Anybody used the software?
posted by flabdablet at 6:58 PM on February 26, 2007


He thanked Al Gore for creating the internet. How crazy can he be?
posted by mr vino at 5:15 AM on February 27, 2007


basicchannel: The mentally ill are hilarious.

Thank you, basicchannel. (seriouslah) Reading this gives me the same sort of squirmy unease I get when the Daily Show does the "haha let's pretend to care about some schizotypal's delusions/obsessions and then mock them" segments. OTOH, when they mock political figures, I don't get that squirmy feeling.

Squirmy.
posted by LMGM at 6:48 AM on February 27, 2007


I find it more disturbing that a District Court would allow this type of law suit.
posted by cedar key at 11:53 AM on February 27, 2007


Well cedar key if you were a clerk of a District Court would you deny a law suit to someone that claimed to have godly powers?

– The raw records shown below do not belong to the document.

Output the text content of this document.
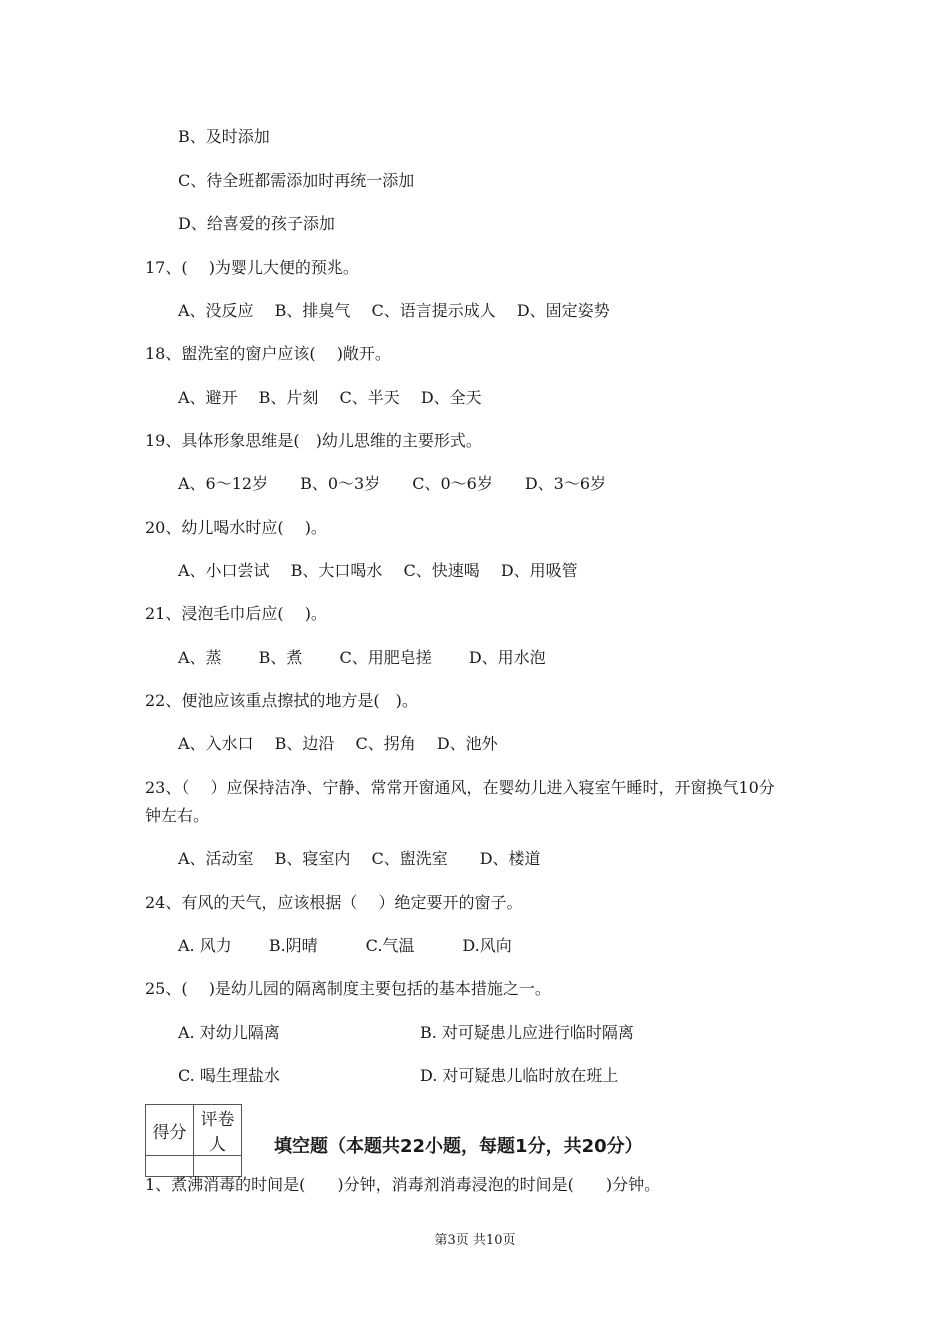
B、及时添加
C、待全班都需添加时再统一添加
D、给喜爱的孩子添加
17、(　 )为婴儿大便的预兆。
A、没反应　 B、排臭气　 C、语言提示成人　 D、固定姿势
18、盥洗室的窗户应该(　 )敞开。
A、避开　 B、片刻　 C、半天　 D、全天
19、具体形象思维是(　)幼儿思维的主要形式。
A、6～12岁　　B、0～3岁　　C、0～6岁　　D、3～6岁
20、幼儿喝水时应(　 )。
A、小口尝试　 B、大口喝水　 C、快速喝　 D、用吸管
21、浸泡毛巾后应(　 )。
A、蒸　　 B、煮　　 C、用肥皂搓　　 D、用水泡
22、便池应该重点擦拭的地方是(　)。
A、入水口　 B、边沿　 C、拐角　 D、池外
23、（　 ）应保持洁净、宁静、常常开窗通风，在婴幼儿进入寝室午睡时，开窗换气10分
钟左右。
A、活动室　 B、寝室内　 C、盥洗室　　D、楼道
24、有风的天气，应该根据（　 ）绝定要开的窗子。
A. 风力　　 B.阴晴　　　C.气温　　　D.风向
25、(　 )是幼儿园的隔离制度主要包括的基本措施之一。
A. 对幼儿隔离	B. 对可疑患儿应进行临时隔离
C. 喝生理盐水	D. 对可疑患儿临时放在班上
得分	评卷人
		填空题（本题共22小题，每题1分，共20分）
1、煮沸消毒的时间是(　　)分钟，消毒剂消毒浸泡的时间是(　　)分钟。
第3页 共10页
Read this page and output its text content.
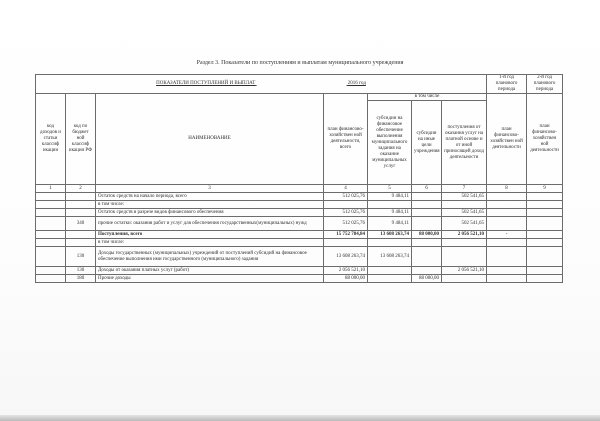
Раздел 3. Показатели по поступлениям и выплатам муниципального учреждения
ПОКАЗАТЕЛИ ПОСТУПЛЕНИЙ И ВЫПЛАТ 2016 год							1-й год планового периода	2-й год планового периода
код доходов и статьи классиф икации	код по бюджет ной классиф икации РФ	НАИМЕНОВАНИЕ	план финансово-хозяйствен ной деятельности, всего	в том числе			план финансово-хозяйствен ной деятельности	план финансово-хозяйствен ной деятельности
				субсидии на финансовое обеспечение выполнения муниципального задания на оказание муниципальных услуг	субсидии на иные цели учреждения	поступления от оказания услуг на платной основе и от иной приносящей доход деятельности		
1	2	3	4	5	6	7	8	9
		Остаток средств на начало периода, всего	512 025,76	9 484,11		502 541,65		
		в том числе:						
		Остаток средств в разрезе видов финансового обеспечения	512 025,76	9 484,11		502 541,65		
	340	прочие остатки: оказания работ и услуг для обеспечения государственных(муниципальных) нужд	512 025,76	9 484,11		502 541,65		
		Поступления, всего	15 752 784,84	13 608 263,74	88 000,00	2 056 521,10	-	
		в том числе:						
	130	Доходы государственных (муниципальных) учреждений от поступлений субсидий на финансовое обеспечение выполнения ими государственного (муниципального) задания	13 608 263,74	13 608 263,74				
	130	Доходы от оказания платных услуг (работ)	2 056 521,10			2 056 521,10		
	180	Прочие доходы	88 000,00		88 000,00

It's like Pascal's Wager, just on the off chance that he isn't a nutjob I'd allow it.
posted by electricinca at 1:05 PM on February 27, 2007


Celine respects his honesty.

Bad points:

I fart.
I burp loudly.
I scratch my ass.
I like to fart in bed, then trap my wife under the covers.
I scratch my sack, then occasionally I smell my fingers to see if there's been any new growth (mold and such).
My fart smells good. Everybody else's doesn't. So I don't want you cuttin' one around me, but you have to appreciate mine.
I swear.
I'm kinda fat.
I'm kinda bald.
I'm very poor.
I can't hold a job thanks to http://web.archive.org/web/20051018141054/http://www.mytrumanshow.com/.
I pick my nose.
I'm not well hung.
I get cold sores occasionally.
Only allergy is hay fever.
330 cholesterol - this may actually be an asset? (requirement for brain electrolyte chemistry?) unless I suffer a stroke!